Within 120 days of entry of the order, Facebook must create an independent privacy committee and adopt a committee charter. The privacy committee must only consist of independent members from Facebook’s Board of Directors, meaning that none of Facebook’s executives may serve on the committee. Further, an independent nominating committee will select the privacy committee’s members. The privacy committee will have oversight responsibilities for Facebook’s privacy program and will need to work in conjunction with an independent assessor, who will evaluate the effectiveness of Facebook’s privacy program through fact gathering and testing. The independent assessor must be a third party, not associated with Facebook.
Once established Facebook’s charter for its privacy committee must include the following qualifications and responsibilities:
- Hold at least four meetings each year.
- All members of the privacy committee must be independent directors.

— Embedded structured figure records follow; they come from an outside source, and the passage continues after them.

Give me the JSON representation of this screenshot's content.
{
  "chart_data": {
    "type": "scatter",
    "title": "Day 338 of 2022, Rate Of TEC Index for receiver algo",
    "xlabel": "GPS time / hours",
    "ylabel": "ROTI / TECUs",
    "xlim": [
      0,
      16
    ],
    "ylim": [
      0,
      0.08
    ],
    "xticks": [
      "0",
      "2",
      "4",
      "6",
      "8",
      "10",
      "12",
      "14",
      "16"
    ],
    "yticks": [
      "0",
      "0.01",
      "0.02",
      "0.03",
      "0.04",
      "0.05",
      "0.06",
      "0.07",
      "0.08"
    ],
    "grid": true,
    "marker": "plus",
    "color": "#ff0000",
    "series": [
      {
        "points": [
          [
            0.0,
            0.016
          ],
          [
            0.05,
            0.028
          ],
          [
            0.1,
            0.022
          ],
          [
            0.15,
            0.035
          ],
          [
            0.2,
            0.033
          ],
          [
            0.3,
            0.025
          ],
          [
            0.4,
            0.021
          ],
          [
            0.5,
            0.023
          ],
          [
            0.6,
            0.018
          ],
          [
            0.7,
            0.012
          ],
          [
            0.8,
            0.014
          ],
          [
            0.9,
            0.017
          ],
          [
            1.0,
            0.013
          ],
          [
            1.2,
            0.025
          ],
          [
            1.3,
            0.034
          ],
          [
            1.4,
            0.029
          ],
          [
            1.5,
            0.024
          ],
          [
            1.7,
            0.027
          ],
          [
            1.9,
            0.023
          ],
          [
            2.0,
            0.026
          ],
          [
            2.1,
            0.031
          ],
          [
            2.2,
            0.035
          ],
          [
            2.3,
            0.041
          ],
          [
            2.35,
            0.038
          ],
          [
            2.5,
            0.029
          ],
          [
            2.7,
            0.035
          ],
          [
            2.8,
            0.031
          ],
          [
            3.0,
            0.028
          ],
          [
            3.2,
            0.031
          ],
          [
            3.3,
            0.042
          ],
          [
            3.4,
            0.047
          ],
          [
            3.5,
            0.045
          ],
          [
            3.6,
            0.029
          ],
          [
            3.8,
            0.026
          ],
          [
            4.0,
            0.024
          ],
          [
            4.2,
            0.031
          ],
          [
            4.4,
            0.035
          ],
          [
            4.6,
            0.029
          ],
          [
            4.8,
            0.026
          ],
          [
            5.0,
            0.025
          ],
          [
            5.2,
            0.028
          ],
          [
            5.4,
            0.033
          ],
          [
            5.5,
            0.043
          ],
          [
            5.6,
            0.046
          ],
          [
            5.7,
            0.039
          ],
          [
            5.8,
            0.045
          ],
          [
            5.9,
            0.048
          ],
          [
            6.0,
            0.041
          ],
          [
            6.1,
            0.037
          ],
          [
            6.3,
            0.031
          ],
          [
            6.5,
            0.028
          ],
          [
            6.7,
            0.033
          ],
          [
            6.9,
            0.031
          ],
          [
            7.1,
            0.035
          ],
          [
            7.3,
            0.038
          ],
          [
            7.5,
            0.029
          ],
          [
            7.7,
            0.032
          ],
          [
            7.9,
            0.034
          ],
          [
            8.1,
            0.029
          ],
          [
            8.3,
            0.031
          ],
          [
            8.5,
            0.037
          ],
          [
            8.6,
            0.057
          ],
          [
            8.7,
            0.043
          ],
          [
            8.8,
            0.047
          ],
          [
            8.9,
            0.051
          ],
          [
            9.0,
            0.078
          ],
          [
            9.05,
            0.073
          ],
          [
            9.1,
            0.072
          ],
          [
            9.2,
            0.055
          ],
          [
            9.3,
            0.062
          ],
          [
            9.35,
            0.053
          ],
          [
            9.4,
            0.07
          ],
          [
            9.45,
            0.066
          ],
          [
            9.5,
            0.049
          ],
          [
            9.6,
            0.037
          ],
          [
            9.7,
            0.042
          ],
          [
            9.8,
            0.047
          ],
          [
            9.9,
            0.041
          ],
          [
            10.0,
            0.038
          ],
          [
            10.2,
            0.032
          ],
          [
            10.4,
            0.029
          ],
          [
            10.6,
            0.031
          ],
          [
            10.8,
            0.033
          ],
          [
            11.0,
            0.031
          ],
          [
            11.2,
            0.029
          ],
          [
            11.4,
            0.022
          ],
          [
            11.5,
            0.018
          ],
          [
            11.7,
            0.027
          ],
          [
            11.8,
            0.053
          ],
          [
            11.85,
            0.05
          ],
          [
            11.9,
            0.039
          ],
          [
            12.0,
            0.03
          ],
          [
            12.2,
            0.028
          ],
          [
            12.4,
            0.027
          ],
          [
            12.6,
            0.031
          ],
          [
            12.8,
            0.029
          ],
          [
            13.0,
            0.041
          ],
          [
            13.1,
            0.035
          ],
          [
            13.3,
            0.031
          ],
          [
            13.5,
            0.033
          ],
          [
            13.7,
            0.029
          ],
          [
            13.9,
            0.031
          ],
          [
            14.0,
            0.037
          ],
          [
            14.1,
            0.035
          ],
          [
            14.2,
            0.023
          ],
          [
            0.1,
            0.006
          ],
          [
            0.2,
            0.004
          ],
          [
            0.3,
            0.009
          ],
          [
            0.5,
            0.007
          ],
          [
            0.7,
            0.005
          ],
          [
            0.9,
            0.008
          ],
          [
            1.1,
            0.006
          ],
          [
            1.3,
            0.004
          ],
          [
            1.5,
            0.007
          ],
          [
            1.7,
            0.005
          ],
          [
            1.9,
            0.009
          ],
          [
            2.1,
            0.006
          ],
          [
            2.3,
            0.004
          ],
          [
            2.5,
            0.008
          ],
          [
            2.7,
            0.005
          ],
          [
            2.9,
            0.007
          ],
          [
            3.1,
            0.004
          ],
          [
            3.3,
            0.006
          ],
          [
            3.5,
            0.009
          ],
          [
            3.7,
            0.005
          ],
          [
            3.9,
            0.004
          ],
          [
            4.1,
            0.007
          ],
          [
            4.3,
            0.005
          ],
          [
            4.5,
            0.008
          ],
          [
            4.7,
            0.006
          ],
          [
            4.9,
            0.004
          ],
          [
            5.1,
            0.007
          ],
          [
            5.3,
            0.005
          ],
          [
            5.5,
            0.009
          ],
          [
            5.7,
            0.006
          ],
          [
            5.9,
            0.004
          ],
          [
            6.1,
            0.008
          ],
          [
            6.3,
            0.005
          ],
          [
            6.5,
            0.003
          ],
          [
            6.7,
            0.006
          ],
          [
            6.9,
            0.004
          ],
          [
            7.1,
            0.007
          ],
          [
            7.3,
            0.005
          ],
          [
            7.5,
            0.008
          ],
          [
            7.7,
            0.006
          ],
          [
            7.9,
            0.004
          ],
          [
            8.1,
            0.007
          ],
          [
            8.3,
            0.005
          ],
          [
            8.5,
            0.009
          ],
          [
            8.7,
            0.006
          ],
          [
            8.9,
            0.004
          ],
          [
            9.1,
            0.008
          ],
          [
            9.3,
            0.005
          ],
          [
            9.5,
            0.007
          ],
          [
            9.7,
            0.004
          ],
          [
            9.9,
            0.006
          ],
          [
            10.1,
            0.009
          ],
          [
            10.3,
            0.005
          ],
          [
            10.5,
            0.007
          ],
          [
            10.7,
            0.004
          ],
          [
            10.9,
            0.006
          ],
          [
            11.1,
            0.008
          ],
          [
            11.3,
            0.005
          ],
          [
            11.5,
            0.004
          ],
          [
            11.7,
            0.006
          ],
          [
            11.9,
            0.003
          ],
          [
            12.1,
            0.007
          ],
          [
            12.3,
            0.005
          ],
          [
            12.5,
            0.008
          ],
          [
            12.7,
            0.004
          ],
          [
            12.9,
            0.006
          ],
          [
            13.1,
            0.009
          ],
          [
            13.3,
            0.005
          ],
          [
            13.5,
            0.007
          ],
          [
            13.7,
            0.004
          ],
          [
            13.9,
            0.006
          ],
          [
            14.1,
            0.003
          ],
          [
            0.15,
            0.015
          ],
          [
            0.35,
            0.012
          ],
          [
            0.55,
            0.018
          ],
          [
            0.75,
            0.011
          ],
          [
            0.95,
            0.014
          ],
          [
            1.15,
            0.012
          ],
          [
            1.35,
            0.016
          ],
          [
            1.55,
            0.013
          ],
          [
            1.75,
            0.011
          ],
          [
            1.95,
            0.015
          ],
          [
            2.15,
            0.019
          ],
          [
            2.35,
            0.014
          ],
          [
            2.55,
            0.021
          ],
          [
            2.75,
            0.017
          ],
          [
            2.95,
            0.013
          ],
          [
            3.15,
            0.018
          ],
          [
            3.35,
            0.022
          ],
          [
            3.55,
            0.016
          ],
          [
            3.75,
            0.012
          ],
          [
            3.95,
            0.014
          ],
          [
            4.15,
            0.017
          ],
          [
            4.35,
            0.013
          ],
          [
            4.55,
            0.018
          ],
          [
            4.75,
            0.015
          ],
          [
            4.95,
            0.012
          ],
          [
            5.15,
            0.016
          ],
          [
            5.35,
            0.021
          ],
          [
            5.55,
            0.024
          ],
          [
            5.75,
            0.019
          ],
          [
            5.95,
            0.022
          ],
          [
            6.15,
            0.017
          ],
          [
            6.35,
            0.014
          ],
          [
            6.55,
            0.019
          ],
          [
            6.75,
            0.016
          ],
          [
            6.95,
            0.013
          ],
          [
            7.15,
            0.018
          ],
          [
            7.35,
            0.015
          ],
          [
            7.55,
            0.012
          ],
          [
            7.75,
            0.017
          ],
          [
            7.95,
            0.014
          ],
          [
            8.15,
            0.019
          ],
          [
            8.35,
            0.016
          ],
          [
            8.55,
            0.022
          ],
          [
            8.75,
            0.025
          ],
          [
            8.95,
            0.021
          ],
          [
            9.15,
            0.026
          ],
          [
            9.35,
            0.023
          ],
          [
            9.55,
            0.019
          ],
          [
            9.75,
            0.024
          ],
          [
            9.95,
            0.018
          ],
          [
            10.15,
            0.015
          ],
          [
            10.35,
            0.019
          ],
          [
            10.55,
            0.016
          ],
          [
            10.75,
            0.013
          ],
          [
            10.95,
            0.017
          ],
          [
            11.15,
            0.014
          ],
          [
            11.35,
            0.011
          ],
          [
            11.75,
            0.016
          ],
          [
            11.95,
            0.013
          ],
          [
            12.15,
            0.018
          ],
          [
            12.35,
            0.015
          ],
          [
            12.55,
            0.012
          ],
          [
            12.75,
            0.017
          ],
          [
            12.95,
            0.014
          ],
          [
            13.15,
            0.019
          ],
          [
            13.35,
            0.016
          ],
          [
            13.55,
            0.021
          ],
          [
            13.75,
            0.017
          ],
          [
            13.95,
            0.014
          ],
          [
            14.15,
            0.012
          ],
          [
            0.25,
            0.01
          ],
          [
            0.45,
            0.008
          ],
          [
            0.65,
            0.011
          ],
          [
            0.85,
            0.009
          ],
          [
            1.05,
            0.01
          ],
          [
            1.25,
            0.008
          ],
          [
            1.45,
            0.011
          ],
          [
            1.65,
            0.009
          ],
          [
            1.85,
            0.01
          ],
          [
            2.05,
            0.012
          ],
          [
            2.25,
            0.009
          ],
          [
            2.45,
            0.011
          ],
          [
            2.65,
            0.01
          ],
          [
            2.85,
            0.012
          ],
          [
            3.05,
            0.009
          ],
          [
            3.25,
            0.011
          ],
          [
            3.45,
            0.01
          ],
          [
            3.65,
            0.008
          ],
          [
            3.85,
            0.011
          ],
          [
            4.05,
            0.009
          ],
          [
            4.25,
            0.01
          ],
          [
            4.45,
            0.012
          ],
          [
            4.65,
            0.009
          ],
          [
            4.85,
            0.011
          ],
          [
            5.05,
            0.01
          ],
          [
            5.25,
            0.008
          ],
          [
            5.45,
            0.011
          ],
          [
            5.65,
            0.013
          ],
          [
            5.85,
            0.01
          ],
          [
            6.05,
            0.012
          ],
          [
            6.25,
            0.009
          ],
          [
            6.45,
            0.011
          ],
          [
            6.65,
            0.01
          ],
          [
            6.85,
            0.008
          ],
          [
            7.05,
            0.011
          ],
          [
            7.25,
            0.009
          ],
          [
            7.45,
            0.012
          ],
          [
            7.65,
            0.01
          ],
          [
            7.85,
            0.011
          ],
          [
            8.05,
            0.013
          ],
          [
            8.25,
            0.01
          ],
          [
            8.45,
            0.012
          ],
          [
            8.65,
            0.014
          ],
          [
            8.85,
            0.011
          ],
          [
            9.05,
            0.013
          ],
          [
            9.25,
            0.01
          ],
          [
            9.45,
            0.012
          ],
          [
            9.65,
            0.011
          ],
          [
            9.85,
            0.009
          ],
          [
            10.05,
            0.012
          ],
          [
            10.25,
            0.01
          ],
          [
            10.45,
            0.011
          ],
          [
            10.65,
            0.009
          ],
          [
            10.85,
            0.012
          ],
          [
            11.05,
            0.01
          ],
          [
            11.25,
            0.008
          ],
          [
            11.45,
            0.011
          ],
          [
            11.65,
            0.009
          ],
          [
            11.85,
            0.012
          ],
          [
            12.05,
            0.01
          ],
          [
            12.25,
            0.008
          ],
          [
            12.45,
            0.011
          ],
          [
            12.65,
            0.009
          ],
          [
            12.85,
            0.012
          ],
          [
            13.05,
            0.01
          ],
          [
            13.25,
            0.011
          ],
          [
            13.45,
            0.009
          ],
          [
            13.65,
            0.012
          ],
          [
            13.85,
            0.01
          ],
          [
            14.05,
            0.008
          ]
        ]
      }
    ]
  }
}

- Have four briefings a year with Facebook’s Board of Directors and Chief Executive Officer Mark Zuckerberg concerning the state of Facebook’s privacy program, Facebook’s compliance with the order and Facebook’s material risks with privacy and confidentiality.
- Review independent assessor reports concerning Facebook’s privacy program.
- Once a year, the privacy committee must review Facebook’s privacy program and assess Facebook’s plans and procedures to mitigate privacy risks.
- Meet with an independent third-party assessor on a quarterly basis.
The order authorizes the FTC to use the Federal Rules of Civil Procedure’s discovery tools to monitor Facebook’s compliance with the order.
Personal Liability for CEO Mark Zuckerberg
The order also imposes accountability at the individual level. As CEO, Mark Zuckerberg now will have personal liability for any false certifications made to the FTC, independent assessor, or the privacy committee. Personal liability also extends to any compliance officer or director for false certifications made to the FTC.
While the U.S. does not yet have a federal comprehensive data privacy regulatory framework, the FTC is sending a clear message that its involvement in privacy enforcement actions will have teeth, particularly after their prior orders have been violated. The Facebook settlement includes governance requirements and imposes a penalty that far exceed the requirements and potential penalties possible under the GDPR, which are widely thought to be substantial.
All companies – including U.S. companies who may have previously believed privacy regulations were not as strict in the U.S. – should review their privacy practices and procedures to not only ensure they are operating in a reasonable manner, but to also catch up to the rapidly evolving data privacy and security landscape.